Une année charnière

Décidément, cette année 2010 est belle et bien une année charnière. Madagascar n’est pas en reste, il est en passe de tourner le dos à bon nombre de choses, abandonner des pratiques quasi-séculaires, et épouser de nouvelles, jugées pas très catholiques par les observateurs extérieurs mais qui passent comme lettres à la poste pour le pouvoir actuel.

Le Mondial en Afrique du Sud est assez révélateur, à l’instar des pays de la « zone euro » qui subissent des turbulences avec leur monnaie commune qui se déprécie et peut-être par voie de conséquence leurs football qui dégringolent également.

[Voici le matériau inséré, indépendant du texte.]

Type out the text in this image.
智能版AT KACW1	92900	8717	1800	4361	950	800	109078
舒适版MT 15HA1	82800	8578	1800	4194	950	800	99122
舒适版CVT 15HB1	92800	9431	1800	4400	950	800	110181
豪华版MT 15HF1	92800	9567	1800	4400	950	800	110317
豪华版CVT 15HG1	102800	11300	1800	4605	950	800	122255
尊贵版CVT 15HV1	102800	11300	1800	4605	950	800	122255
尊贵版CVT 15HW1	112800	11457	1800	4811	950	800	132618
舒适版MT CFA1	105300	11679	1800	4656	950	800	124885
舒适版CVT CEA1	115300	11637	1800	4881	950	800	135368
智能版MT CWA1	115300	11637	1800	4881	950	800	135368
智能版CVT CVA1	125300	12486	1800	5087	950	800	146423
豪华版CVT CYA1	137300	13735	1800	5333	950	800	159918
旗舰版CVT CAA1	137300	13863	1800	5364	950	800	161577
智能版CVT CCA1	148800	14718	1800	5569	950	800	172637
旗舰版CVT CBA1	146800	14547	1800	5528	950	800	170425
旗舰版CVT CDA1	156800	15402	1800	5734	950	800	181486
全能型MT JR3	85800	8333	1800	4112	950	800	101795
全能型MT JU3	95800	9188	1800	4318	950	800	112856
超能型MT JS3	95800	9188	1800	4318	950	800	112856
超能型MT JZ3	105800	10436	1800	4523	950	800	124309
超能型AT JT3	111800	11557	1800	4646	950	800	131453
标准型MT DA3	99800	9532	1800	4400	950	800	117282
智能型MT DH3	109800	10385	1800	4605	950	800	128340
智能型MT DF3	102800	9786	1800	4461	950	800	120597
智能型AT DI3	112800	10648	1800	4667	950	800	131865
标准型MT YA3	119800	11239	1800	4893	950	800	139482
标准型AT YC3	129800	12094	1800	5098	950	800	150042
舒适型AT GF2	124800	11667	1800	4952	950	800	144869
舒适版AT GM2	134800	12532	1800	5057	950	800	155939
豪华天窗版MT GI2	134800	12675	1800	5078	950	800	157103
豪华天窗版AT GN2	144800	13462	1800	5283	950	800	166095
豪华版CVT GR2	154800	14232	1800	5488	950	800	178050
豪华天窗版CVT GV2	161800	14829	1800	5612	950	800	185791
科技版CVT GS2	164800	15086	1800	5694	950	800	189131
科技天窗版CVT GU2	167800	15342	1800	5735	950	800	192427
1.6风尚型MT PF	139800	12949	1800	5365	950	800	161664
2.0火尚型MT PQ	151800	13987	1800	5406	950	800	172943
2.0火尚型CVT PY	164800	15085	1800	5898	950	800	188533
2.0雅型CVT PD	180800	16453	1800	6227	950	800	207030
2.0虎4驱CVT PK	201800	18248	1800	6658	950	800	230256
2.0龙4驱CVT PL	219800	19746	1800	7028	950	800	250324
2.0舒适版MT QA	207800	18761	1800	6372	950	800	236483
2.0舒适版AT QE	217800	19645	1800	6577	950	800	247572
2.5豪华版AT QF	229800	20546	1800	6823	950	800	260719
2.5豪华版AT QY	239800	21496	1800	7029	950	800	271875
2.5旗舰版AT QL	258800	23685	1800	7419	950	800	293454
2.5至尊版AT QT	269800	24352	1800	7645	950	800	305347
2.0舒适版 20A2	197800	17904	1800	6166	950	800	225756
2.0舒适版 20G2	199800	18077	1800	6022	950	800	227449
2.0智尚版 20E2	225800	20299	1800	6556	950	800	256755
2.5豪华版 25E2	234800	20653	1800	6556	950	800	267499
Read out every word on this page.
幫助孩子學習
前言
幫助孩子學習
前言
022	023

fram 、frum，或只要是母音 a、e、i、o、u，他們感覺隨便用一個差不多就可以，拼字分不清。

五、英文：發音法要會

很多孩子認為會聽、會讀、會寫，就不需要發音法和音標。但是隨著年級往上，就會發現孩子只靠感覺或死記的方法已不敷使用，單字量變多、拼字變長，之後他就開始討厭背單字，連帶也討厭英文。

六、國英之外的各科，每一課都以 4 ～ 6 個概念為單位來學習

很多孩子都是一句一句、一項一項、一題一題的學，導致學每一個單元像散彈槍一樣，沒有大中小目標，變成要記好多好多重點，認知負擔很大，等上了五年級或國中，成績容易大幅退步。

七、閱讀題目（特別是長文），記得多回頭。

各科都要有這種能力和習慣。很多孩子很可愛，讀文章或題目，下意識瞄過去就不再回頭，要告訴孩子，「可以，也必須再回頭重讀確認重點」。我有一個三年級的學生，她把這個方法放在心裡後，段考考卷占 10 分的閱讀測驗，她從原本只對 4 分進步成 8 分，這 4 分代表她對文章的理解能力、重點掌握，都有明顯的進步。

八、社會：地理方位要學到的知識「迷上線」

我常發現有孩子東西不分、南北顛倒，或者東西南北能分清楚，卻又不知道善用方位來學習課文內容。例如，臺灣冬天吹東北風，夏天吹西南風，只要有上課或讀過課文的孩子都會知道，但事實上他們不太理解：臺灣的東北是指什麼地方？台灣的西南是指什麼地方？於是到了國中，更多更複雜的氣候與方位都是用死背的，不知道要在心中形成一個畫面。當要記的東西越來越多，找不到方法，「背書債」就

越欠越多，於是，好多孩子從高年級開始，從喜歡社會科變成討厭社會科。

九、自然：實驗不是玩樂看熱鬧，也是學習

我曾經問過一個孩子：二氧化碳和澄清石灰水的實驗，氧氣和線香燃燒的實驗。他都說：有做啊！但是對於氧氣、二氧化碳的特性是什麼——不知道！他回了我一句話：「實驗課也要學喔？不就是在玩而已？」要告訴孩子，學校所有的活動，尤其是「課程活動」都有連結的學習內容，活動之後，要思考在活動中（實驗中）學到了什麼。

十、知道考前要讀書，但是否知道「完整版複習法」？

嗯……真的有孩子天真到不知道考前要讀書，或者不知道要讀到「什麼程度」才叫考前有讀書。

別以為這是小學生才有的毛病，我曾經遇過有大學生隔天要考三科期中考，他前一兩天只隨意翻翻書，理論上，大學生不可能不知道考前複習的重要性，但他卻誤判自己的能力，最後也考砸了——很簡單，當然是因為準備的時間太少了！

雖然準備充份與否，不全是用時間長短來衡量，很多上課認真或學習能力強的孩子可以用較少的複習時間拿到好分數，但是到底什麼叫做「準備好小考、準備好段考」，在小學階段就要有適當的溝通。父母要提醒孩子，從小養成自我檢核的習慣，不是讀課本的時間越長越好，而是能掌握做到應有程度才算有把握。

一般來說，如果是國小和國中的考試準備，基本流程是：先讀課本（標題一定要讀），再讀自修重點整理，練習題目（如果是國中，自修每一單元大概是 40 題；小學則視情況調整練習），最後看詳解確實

Le football français était déjà partie d’Europe en « demi-teinte » pour rejoindre ce Mondial, elle des plus à plaindre avec ce déconfis d’une équipe « mi-black, mi-blanc ». Un peu comme si le concept de la « Franceafrique » s’essayait sur le terrain du foot. Ironie du sort, à l’approche du 14 juillet que le président Sarkozy a voulu marquer d’une pierre blanche en mettant en exergue le cinquantenaire de l’octroi de l’indépendance par la France à ses colonies.

La tentative de resserrer dans son giron les brebis égarés à travers le continent noir risque fort de faire ombrage, car qu’on le veuille ou non, le continent noir prend subrepticement sa revanche sur son colonisateur en colonisant en douce de l’intérieur cette puissance qui jadis avait la mainmise sur leurs destinées. On voit qu’actuellement, la France change de plus en plus de « teint » et les « basanés » sont de plus en plus visibles en France métropolitaine.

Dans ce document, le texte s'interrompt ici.